あれこれと試行錯誤、四苦八苦しながら、なんとかギター教室と演奏で食べていっています。
自分自身もまだまだこれからではありますが、こんな私でも「これから音楽で食べていきたい!音楽を仕事にしたい!」という方に出会った時、このようにアドバイスするようにしています。

■自分に値段をつけよう!
これは音楽家に限らずフリーランスで仕事をされている方の共通認識ではないかな?と思います。
「音楽家」の看板を上げた以上、いつ何時仕事が入ってくるかわかりません。

たとえば「30分程度の演奏はいくら?」「2時間の演奏はいくら?」「ほかの奏者との共演がある場合は?」「編曲作業が必要な場合は?」・・・などなど様々な形での依頼に対する謝礼を提示しないといけない時があるでしょう。

このあたりは最初は大まかにでもいいので、自分のキャリアや実力、セールスポイントを明確にして金額の目安を自分の中に持っておくべきでしょう。
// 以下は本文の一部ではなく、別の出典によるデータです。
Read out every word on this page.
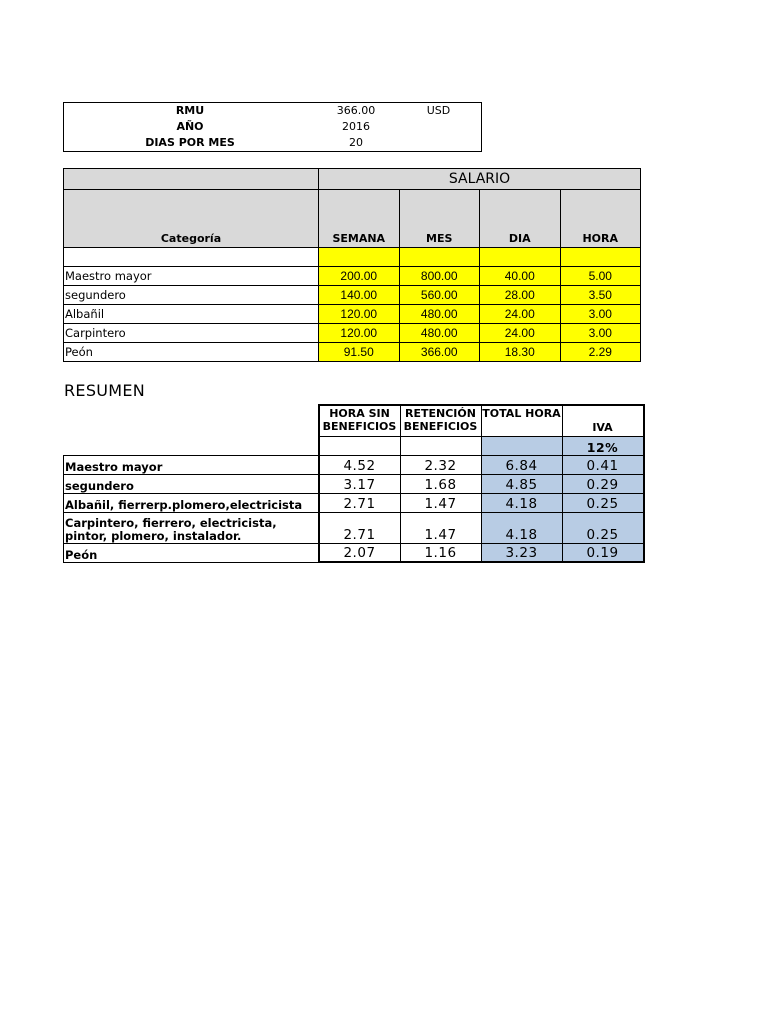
RMU	366.00	USD
AÑO	2016	
DIAS POR MES	20	
	SALARIO			
Categoría	SEMANA	MES	DIA	HORA

Maestro mayor	200.00	800.00	40.00	5.00
segundero	140.00	560.00	28.00	3.50
Albañil	120.00	480.00	24.00	3.00
Carpintero	120.00	480.00	24.00	3.00
Peón	91.50	366.00	18.30	2.29
RESUMEN
	HORA SIN BENEFICIOS	RETENCIÓN BENEFICIOS	TOTAL HORA	IVA
				12%
Maestro mayor	4.52	2.32	6.84	0.41
segundero	3.17	1.68	4.85	0.29
Albañil, fierrerp.plomero,electricista	2.71	1.47	4.18	0.25
Carpintero, fierrero, electricista, pintor, plomero, instalador.	2.71	1.47	4.18	0.25
Peón	2.07	1.16	3.23	0.19
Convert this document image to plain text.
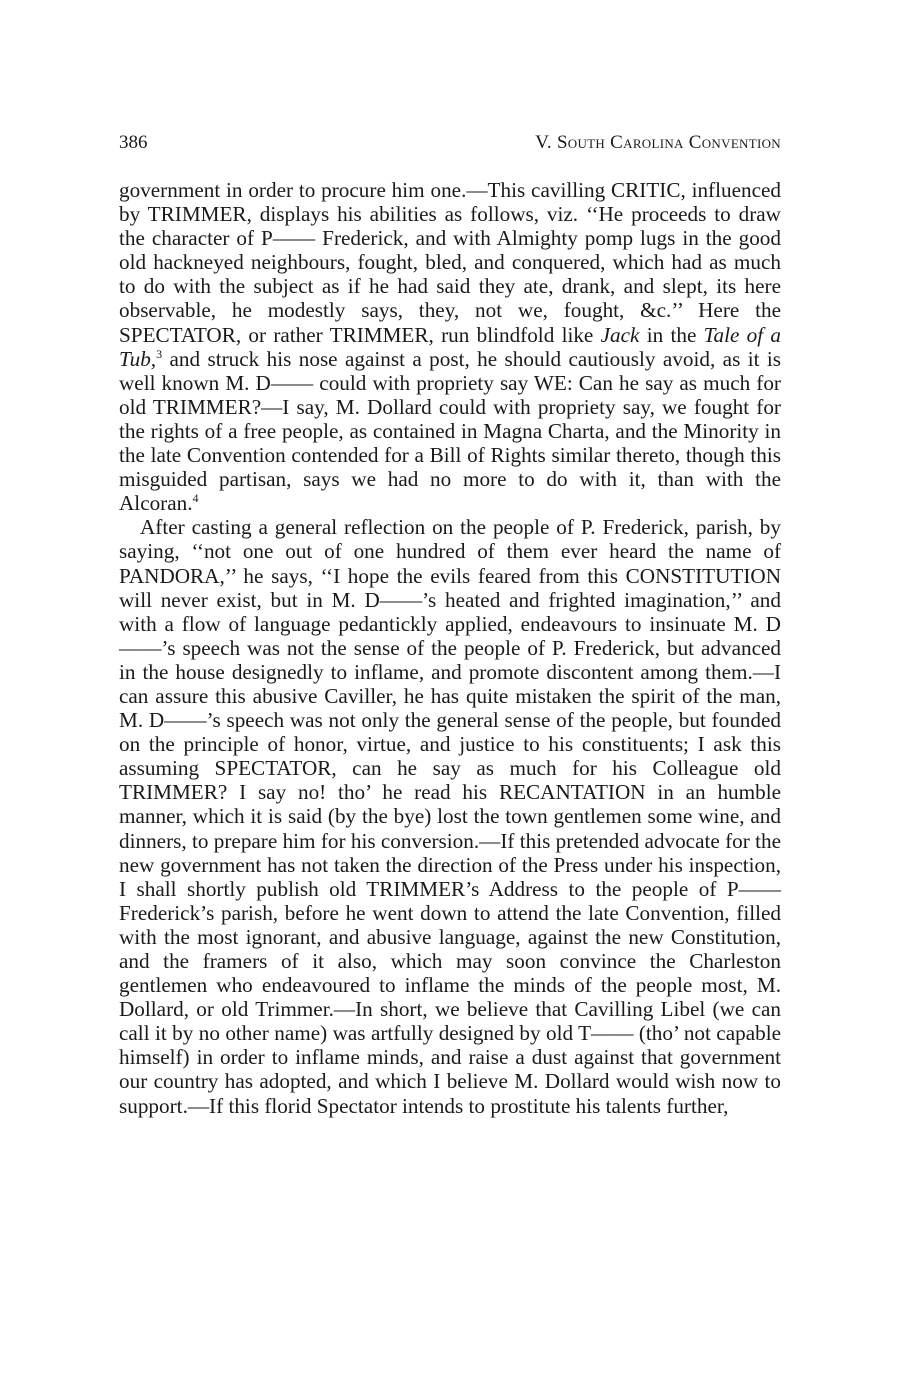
386	V. South Carolina Convention

government in order to procure him one.—This cavilling CRITIC, influenced by TRIMMER, displays his abilities as follows, viz. ‘‘He proceeds to draw the character of P—— Frederick, and with Almighty pomp lugs in the good old hackneyed neighbours, fought, bled, and conquered, which had as much to do with the subject as if he had said they ate, drank, and slept, its here observable, he modestly says, they, not we, fought, &c.’’ Here the SPECTATOR, or rather TRIMMER, run blindfold like Jack in the Tale of a Tub,$^3$ and struck his nose against a post, he should cautiously avoid, as it is well known M. D—— could with propriety say WE: Can he say as much for old TRIMMER?—I say, M. Dollard could with propriety say, we fought for the rights of a free people, as contained in Magna Charta, and the Minority in the late Convention contended for a Bill of Rights similar thereto, though this misguided partisan, says we had no more to do with it, than with the Alcoran.$^4$

After casting a general reflection on the people of P. Frederick, parish, by saying, ‘‘not one out of one hundred of them ever heard the name of PANDORA,’’ he says, ‘‘I hope the evils feared from this CONSTITUTION will never exist, but in M. D——’s heated and frighted imagination,’’ and with a flow of language pedantickly applied, endeavours to insinuate M. D——’s speech was not the sense of the people of P. Frederick, but advanced in the house designedly to inflame, and promote discontent among them.—I can assure this abusive Caviller, he has quite mistaken the spirit of the man, M. D——’s speech was not only the general sense of the people, but founded on the principle of honor, virtue, and justice to his constituents; I ask this assuming SPECTATOR, can he say as much for his Colleague old TRIMMER? I say no! tho’ he read his RECANTATION in an humble manner, which it is said (by the bye) lost the town gentlemen some wine, and dinners, to prepare him for his conversion.—If this pretended advocate for the new government has not taken the direction of the Press under his inspection, I shall shortly publish old TRIMMER’s Address to the people of P—— Frederick’s parish, before he went down to attend the late Convention, filled with the most ignorant, and abusive language, against the new Constitution, and the framers of it also, which may soon convince the Charleston gentlemen who endeavoured to inflame the minds of the people most, M. Dollard, or old Trimmer.—In short, we believe that Cavilling Libel (we can call it by no other name) was artfully designed by old T—— (tho’ not capable himself) in order to inflame minds, and raise a dust against that government our country has adopted, and which I believe M. Dollard would wish now to support.—If this florid Spectator intends to prostitute his talents further,
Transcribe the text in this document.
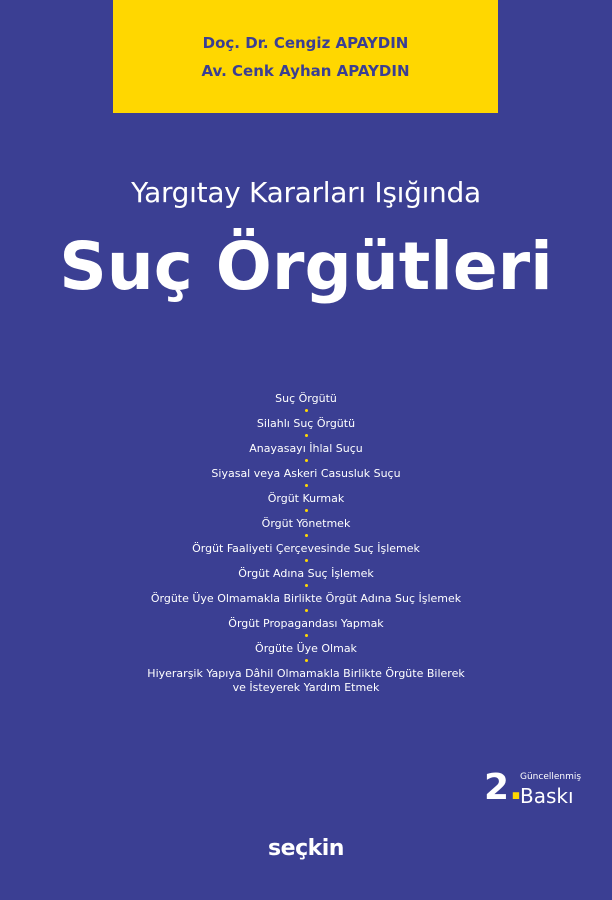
Doç. Dr. Cengiz APAYDIN
Av. Cenk Ayhan APAYDIN
Yargıtay Kararları Işığında
Suç Örgütleri
Suç Örgütü
Silahlı Suç Örgütü
Anayasayı İhlal Suçu
Siyasal veya Askeri Casusluk Suçu
Örgüt Kurmak
Örgüt Yönetmek
Örgüt Faaliyeti Çerçevesinde Suç İşlemek
Örgüt Adına Suç İşlemek
Örgüte Üye Olmamakla Birlikte Örgüt Adına Suç İşlemek
Örgüt Propagandası Yapmak
Örgüte Üye Olmak
Hiyerarşik Yapıya Dâhil Olmamakla Birlikte Örgüte Bilerek ve İsteyerek Yardım Etmek
2.
Güncellenmiş
Baskı
seçkin
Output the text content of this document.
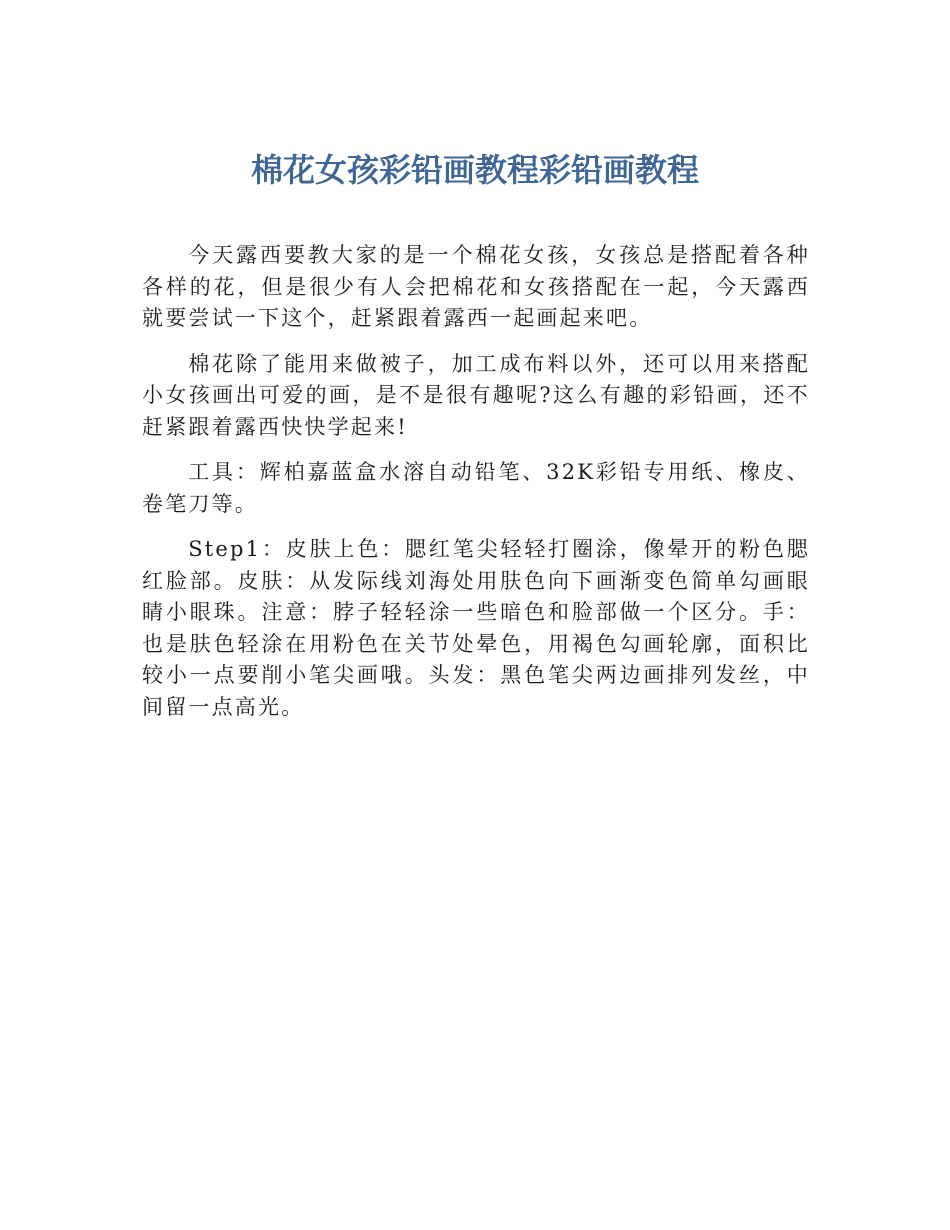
棉花女孩彩铅画教程彩铅画教程

今天露西要教大家的是一个棉花女孩，女孩总是搭配着各种各样的花，但是很少有人会把棉花和女孩搭配在一起，今天露西就要尝试一下这个，赶紧跟着露西一起画起来吧。

棉花除了能用来做被子，加工成布料以外，还可以用来搭配小女孩画出可爱的画，是不是很有趣呢?这么有趣的彩铅画，还不赶紧跟着露西快快学起来!

工具：辉柏嘉蓝盒水溶自动铅笔、32K彩铅专用纸、橡皮、卷笔刀等。

Step1：皮肤上色：腮红笔尖轻轻打圈涂，像晕开的粉色腮红脸部。皮肤：从发际线刘海处用肤色向下画渐变色简单勾画眼睛小眼珠。注意：脖子轻轻涂一些暗色和脸部做一个区分。手：也是肤色轻涂在用粉色在关节处晕色，用褐色勾画轮廓，面积比较小一点要削小笔尖画哦。头发：黑色笔尖两边画排列发丝，中间留一点高光。
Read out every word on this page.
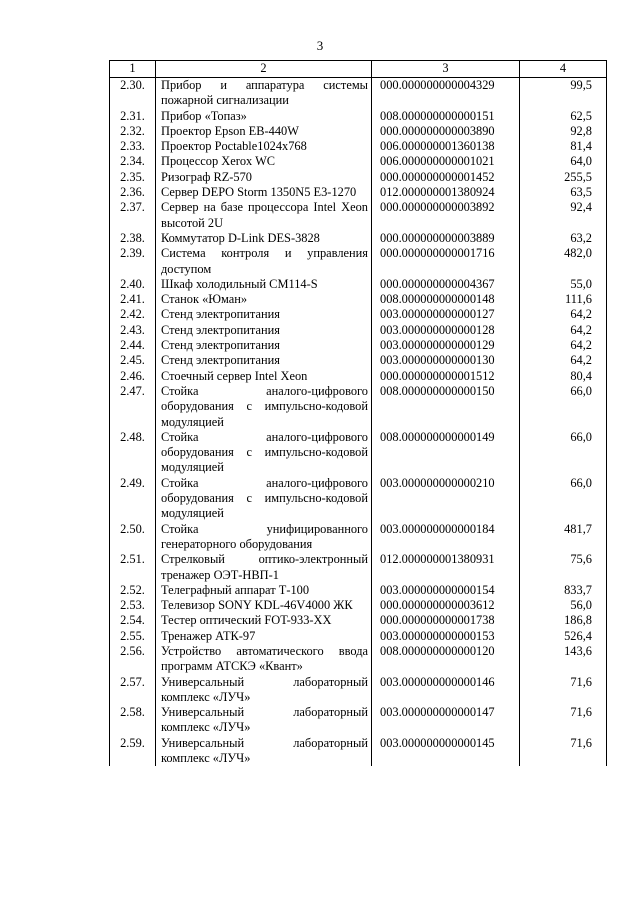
3
1	2	3	4
2.30.	Прибор и аппаратура системы пожарной сигнализации	000.000000000004329	99,5
2.31.	Прибор «Топаз»	008.000000000000151	62,5
2.32.	Проектор Epson EB-440W	000.000000000003890	92,8
2.33.	Проектор Poctable1024x768	006.000000001360138	81,4
2.34.	Процессор Xerox WC	006.000000000001021	64,0
2.35.	Ризограф RZ-570	000.000000000001452	255,5
2.36.	Сервер DEPO Storm 1350N5 E3-1270	012.000000001380924	63,5
2.37.	Сервер на базе процессора Intel Xeon высотой 2U	000.000000000003892	92,4
2.38.	Коммутатор D-Link DES-3828	000.000000000003889	63,2
2.39.	Система контроля и управления доступом	000.000000000001716	482,0
2.40.	Шкаф холодильный СМ114-S	000.000000000004367	55,0
2.41.	Станок «Юман»	008.000000000000148	111,6
2.42.	Стенд электропитания	003.000000000000127	64,2
2.43.	Стенд электропитания	003.000000000000128	64,2
2.44.	Стенд электропитания	003.000000000000129	64,2
2.45.	Стенд электропитания	003.000000000000130	64,2
2.46.	Стоечный сервер Intel Xeon	000.000000000001512	80,4
2.47.	Стойка аналого-цифрового оборудования с импульсно-кодовой модуляцией	008.000000000000150	66,0
2.48.	Стойка аналого-цифрового оборудования с импульсно-кодовой модуляцией	008.000000000000149	66,0
2.49.	Стойка аналого-цифрового оборудования с импульсно-кодовой модуляцией	003.000000000000210	66,0
2.50.	Стойка унифицированного генераторного оборудования	003.000000000000184	481,7
2.51.	Стрелковый оптико-электронный тренажер ОЭТ-НВП-1	012.000000001380931	75,6
2.52.	Телеграфный аппарат Т-100	003.000000000000154	833,7
2.53.	Телевизор SONY KDL-46V4000 ЖК	000.000000000003612	56,0
2.54.	Тестер оптический FOT-933-XX	000.000000000001738	186,8
2.55.	Тренажер АТК-97	003.000000000000153	526,4
2.56.	Устройство автоматического ввода программ АТСКЭ «Квант»	008.000000000000120	143,6
2.57.	Универсальный лабораторный комплекс «ЛУЧ»	003.000000000000146	71,6
2.58.	Универсальный лабораторный комплекс «ЛУЧ»	003.000000000000147	71,6
2.59.	Универсальный лабораторный комплекс «ЛУЧ»	003.000000000000145	71,6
自分の経験上、依頼してくる方が個人の場合は相場がわからないためか、最初に金額を提示してくるパターンより、金額を質問してくるパターンの方が多かったので、かなり明確な金額を自分で提示した方が、それからの話をスムーズに進めることができるように思います。

音楽家も個人事業主の一種です。自分を商品としている個人商店を運営しているようなものだと考えればいいかと思います。


■謝礼の出ない「仕事」
それでは自分の設定している金額よりも低い金額の謝礼を提示された場合はどうすればいいのでしょう?これは大変迷うところだと思います。

実際、時折私のところにも謝礼が出ないか、交通費程度しか出ない演奏依頼が入ってくることがあります。受けるか受けないかの判断は人それぞれかもしれませんが、私の場合は下記のような判断基準を持っています。

「そのイベントが広く自分の演奏を聴いてもらえる機会になり、自分の宣伝にもなる」
「そのイベントの趣旨に強く賛同した」
「自分のキャリアにとってプラスになる」
「別の仕事の紹介につながる可能性が高い」
「そのイベントが今後成長がみこまれ、いっしょに育てていきたい」

・・・・・こういった基準に合致する場合はたとえ謝礼がほとんどなくても演奏する場合もたまにあります。最初は無報酬でも、その後報酬の出る仕事に変えていく余地も考えられるからです。

逆に「ただで演奏して当たり前」「演奏させてやっている」という雰囲気が感じられる場合は、丁重にお断りさせていただいています。このあたりは何度か経験しているうちに、なんとなく依頼者の誠意というか熱量というか、そういったものを感じ取れるようになってきます。


■演奏経験のための無料演奏?
無報酬の依頼が来た時、お金にはならないが演奏経験を積みたいので出演する、という方もいるかもしれません。
「謝礼はないけど、ちょうど予定も空いてるし、練習も兼ねて出演するか」という軽い気持ちで依頼を受けるということです。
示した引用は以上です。